Contra has no dress code. Some long-time dancers wear vintage or theme outfits. Some wear shorts and a t-shirt. Both are normal.
Contra vs. square dance vs. English country dance
These three are often confused and they're meaningfully different.
Square dance uses four couples forming a square. The dancers stay within the square; the figures rotate dancers around the square but don't progress them to a new square. Square dancing in the US splits into "modern western square dance" (highly choreographed, taught in a multi-year course) and "traditional square dance" (closer in feel to contra, beginner-friendly, often shares dancers with contra).
Contra dance uses long lines, not squares, and progresses couples up or down the line throughout each dance. You meet everyone in the hall.
English country dance is the older, courtly ancestor of both. The music is more delicate (often Baroque), the dances are slower, the feel is more reserved. If you've seen a Jane Austen film adaptation, the dancing is English country dance. ECD communities overlap with contra communities but the rooms feel different.
If you're picking a starting point, contra is the most accessible. It's faster, more energetic, more obviously social, and the beginner welcome is built into the format.

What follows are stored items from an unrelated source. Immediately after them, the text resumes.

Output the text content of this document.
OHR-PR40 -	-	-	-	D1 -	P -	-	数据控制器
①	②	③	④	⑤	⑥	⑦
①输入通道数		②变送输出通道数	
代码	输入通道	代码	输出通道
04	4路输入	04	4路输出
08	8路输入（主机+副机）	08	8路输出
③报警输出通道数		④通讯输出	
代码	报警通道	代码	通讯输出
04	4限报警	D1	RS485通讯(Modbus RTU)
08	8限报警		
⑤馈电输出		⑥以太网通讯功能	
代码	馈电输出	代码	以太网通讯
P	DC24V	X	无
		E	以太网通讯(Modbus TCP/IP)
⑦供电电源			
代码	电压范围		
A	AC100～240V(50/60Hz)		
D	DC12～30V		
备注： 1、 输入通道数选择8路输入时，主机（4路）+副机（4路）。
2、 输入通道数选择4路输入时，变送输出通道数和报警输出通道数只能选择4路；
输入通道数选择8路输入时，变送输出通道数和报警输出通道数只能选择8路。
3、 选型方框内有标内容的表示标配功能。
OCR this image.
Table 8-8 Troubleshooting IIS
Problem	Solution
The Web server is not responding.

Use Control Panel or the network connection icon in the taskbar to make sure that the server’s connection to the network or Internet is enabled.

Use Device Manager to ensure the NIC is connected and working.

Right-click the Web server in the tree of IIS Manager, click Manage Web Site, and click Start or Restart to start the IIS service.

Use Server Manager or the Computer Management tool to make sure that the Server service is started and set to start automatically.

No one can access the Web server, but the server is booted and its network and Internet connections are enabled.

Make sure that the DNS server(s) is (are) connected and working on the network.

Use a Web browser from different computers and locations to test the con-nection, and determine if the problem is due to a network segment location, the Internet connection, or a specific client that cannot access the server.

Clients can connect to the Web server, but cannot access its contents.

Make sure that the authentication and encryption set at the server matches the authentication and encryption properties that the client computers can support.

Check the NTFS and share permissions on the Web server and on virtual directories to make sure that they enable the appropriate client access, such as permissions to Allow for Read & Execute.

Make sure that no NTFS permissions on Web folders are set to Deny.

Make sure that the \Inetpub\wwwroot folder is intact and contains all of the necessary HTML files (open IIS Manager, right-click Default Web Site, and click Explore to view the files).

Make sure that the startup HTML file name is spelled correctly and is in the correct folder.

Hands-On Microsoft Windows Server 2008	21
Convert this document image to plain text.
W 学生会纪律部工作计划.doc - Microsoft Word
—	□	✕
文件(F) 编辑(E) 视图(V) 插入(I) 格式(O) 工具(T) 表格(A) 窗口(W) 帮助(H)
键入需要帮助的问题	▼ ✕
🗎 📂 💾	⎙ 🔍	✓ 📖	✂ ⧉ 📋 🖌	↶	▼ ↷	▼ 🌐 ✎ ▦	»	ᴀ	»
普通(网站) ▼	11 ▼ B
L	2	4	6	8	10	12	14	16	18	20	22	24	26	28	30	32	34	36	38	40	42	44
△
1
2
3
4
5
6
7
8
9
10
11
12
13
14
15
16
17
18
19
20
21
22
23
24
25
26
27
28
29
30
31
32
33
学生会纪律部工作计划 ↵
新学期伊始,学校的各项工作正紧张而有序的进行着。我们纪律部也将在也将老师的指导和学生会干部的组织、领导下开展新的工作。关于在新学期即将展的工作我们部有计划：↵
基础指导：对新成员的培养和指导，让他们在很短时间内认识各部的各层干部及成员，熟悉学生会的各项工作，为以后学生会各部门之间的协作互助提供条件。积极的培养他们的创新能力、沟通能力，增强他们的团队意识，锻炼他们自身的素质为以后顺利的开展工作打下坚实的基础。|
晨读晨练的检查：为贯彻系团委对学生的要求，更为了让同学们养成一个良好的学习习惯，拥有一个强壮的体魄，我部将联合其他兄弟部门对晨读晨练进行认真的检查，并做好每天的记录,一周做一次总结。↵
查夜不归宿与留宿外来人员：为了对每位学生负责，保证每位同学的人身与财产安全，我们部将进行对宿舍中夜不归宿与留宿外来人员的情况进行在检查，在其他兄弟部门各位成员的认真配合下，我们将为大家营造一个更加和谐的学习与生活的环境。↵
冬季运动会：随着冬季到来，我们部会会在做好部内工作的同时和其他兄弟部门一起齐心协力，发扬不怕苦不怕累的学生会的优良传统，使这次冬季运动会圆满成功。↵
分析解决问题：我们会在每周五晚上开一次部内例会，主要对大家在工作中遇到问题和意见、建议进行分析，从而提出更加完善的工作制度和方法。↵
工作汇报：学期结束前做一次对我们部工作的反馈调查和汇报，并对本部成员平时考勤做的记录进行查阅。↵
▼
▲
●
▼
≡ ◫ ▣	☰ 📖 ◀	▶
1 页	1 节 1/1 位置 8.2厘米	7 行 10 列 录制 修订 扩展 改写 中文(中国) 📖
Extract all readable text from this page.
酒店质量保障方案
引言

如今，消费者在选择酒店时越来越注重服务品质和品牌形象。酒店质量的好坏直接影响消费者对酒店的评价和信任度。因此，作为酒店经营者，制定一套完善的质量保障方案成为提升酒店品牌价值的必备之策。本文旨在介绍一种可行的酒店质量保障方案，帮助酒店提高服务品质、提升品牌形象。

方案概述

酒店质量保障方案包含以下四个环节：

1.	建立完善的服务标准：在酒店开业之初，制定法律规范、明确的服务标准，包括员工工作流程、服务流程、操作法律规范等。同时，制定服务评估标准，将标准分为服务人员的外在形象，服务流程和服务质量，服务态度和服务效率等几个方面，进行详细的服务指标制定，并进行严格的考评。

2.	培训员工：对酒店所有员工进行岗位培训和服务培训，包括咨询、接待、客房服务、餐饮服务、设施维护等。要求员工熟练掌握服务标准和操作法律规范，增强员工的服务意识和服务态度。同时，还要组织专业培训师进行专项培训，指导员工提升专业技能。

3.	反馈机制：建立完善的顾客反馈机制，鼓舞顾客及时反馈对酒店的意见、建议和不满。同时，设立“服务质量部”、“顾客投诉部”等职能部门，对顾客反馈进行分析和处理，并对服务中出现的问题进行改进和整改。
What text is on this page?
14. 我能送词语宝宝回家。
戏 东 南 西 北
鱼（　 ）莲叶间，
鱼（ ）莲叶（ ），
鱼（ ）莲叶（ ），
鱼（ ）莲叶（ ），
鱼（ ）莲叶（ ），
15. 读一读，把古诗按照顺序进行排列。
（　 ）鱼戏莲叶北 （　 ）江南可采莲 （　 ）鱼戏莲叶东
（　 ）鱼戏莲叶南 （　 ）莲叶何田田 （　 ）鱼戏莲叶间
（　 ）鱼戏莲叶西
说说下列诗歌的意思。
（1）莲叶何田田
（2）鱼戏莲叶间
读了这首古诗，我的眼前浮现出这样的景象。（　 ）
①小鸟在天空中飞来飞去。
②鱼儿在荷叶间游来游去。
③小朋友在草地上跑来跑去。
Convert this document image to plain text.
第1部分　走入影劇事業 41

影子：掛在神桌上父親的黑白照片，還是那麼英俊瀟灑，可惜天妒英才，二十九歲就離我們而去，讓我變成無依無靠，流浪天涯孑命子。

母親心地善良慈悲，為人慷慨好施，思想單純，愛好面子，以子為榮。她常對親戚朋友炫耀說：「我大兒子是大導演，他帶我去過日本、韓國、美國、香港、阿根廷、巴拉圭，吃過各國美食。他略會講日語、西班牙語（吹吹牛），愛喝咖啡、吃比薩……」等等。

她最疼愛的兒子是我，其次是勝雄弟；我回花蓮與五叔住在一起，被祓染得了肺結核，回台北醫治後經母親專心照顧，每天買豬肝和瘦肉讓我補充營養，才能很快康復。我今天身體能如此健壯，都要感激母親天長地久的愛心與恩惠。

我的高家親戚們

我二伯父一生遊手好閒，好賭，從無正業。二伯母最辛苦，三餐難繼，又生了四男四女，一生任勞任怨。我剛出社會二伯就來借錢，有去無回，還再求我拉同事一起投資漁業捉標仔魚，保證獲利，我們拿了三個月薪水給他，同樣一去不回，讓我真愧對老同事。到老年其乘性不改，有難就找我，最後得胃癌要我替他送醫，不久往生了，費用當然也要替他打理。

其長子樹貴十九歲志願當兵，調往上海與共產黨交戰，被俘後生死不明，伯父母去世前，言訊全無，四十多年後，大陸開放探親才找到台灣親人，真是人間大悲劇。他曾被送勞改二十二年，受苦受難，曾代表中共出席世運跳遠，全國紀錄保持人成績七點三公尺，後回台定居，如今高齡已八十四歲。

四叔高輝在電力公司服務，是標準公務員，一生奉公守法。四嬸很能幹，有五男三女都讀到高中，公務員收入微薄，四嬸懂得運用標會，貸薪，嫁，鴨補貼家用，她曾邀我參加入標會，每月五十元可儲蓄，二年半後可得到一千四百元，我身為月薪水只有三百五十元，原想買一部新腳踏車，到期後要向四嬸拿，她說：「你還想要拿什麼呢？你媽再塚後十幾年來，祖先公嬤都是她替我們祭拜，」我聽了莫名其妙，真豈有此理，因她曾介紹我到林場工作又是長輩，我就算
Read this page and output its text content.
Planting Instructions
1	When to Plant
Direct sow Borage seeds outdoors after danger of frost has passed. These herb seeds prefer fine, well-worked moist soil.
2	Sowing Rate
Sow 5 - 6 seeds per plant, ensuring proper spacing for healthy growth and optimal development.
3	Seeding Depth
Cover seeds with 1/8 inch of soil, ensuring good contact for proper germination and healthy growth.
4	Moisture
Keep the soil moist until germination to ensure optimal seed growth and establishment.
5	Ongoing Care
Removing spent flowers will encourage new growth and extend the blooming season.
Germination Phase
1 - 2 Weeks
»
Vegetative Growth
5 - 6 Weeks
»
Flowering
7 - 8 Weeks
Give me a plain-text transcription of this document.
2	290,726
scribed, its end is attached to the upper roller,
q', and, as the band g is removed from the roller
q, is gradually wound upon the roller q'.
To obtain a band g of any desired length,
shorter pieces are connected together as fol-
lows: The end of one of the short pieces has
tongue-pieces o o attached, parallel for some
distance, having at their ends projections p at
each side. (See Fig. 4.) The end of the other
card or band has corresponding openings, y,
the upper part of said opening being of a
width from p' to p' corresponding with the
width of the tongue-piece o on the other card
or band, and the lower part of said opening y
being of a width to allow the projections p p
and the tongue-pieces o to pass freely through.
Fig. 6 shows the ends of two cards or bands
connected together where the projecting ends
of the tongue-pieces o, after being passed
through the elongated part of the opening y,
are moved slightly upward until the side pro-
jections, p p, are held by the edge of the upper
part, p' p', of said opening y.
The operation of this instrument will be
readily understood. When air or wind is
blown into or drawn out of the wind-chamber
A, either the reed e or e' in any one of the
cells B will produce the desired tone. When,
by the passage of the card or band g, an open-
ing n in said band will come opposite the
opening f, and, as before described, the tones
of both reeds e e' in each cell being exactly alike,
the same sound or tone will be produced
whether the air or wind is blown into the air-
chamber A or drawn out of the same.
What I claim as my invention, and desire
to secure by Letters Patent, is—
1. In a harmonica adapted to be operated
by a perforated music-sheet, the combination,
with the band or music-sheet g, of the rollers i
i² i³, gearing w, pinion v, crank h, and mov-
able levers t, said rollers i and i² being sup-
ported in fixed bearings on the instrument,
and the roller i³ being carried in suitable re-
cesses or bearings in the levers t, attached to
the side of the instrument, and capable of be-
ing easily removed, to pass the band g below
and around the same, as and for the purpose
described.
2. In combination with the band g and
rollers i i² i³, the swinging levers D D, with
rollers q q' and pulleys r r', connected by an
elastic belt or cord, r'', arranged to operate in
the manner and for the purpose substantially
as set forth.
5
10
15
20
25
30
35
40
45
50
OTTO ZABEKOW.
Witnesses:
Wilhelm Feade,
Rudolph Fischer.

Where to find contra dance
Contra has strong scenes in New England, the Pacific Northwest, the Upper Midwest, and university towns nationwide. Most cities with a contra scene host monthly or bi-weekly dances, often at community halls, Grange halls, churches, or college folk-music venues.
- Browse all contra events on DanceSeekers
- Contra events in Ann Arbor
- Contra events in Chicago
- Contra events in Grand Rapids
- See the Contra family on the DanceSeekers Atlas
Related reading
- How to pick your first dance style
- How to go to your first salsa social (even if you're going alone)
Contra dance is the friendliest entry point in partner dance. Live music, caller-led so you don't have to memorize anything, partner rotation built into the format, beginner lesson included, no dress code. Show up, take the lesson, dance the first dance with whoever extends a hand.